Once in place, I could flip the switch and boot the IIc from the Floppy Emu’s stash of floppy images. However, I was stuck when trying to access the hard drive images. When booting, I saw the standard greeting on the top of the screen, but nothing else happened. If I pressed Control+Open Apple+Reset, I would only get a prompt. Perplexed, I tried many different things, and surprisingly, at some point it booted! I was so excited I immediately explored the drive and started playing games. However, I wasn’t paying attention to what made it work. So a few days later, I couldn’t repeat the trick.

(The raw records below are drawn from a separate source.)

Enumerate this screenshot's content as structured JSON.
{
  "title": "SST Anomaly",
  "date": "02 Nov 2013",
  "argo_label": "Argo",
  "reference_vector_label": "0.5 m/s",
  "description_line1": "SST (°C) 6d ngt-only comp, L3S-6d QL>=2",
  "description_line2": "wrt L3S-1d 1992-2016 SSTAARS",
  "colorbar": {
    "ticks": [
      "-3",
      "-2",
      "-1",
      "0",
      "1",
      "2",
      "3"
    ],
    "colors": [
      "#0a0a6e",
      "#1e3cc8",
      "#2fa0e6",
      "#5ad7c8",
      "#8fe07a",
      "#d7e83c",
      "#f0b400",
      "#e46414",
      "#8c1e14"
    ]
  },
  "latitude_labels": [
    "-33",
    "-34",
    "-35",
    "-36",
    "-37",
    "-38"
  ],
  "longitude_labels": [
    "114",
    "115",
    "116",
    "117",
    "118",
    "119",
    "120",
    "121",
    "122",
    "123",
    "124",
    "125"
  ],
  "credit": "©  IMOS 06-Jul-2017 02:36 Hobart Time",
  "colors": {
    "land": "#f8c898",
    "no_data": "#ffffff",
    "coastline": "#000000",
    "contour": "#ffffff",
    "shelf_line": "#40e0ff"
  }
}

Eventually, I learned the switcher had to be in the default position for the hard drive image to load. I assumed it should be switched so the external drive was the boot device, but an Apple II would expect a floppy to be first, so the hard drive was expected to be a secondary device. With that understanding locked in my brain, I’ve not had a problem since.
Now that I could play games, I realized the joystick had a problem. The primary trigger button didn’t work. When pressed, there was no click. I assumed the internal switch was worn out, so I cracked it open. Once pried apart, I was relieved to see the switch was simply dislodged and no longer contacted the button. It was a simple matter to put it back into position. I also took the opportunity to clean the well-used joystick thoroughly.
Thirty-five years late, but I’m finally exploring the Apple II universe. The computer came with stacks of floppies. Some are productivity and graphics apps such as AppleWorks, The Newsroom, Print Shop, MousePaint, etc. and a decent number are games, including Zaxxon, Sargon III, Spy vs. Spy, Spider-Man, etc. Of course, there is also a treasure trove of content available online.
It’s liberating to use an 8-bit machine that doesn’t need pampering. With no complicated OS to corrupt and no finicky setting to tweak, the Apple IIc loads software, runs software, or writes software. One at a time. That’s it. And that’s enough.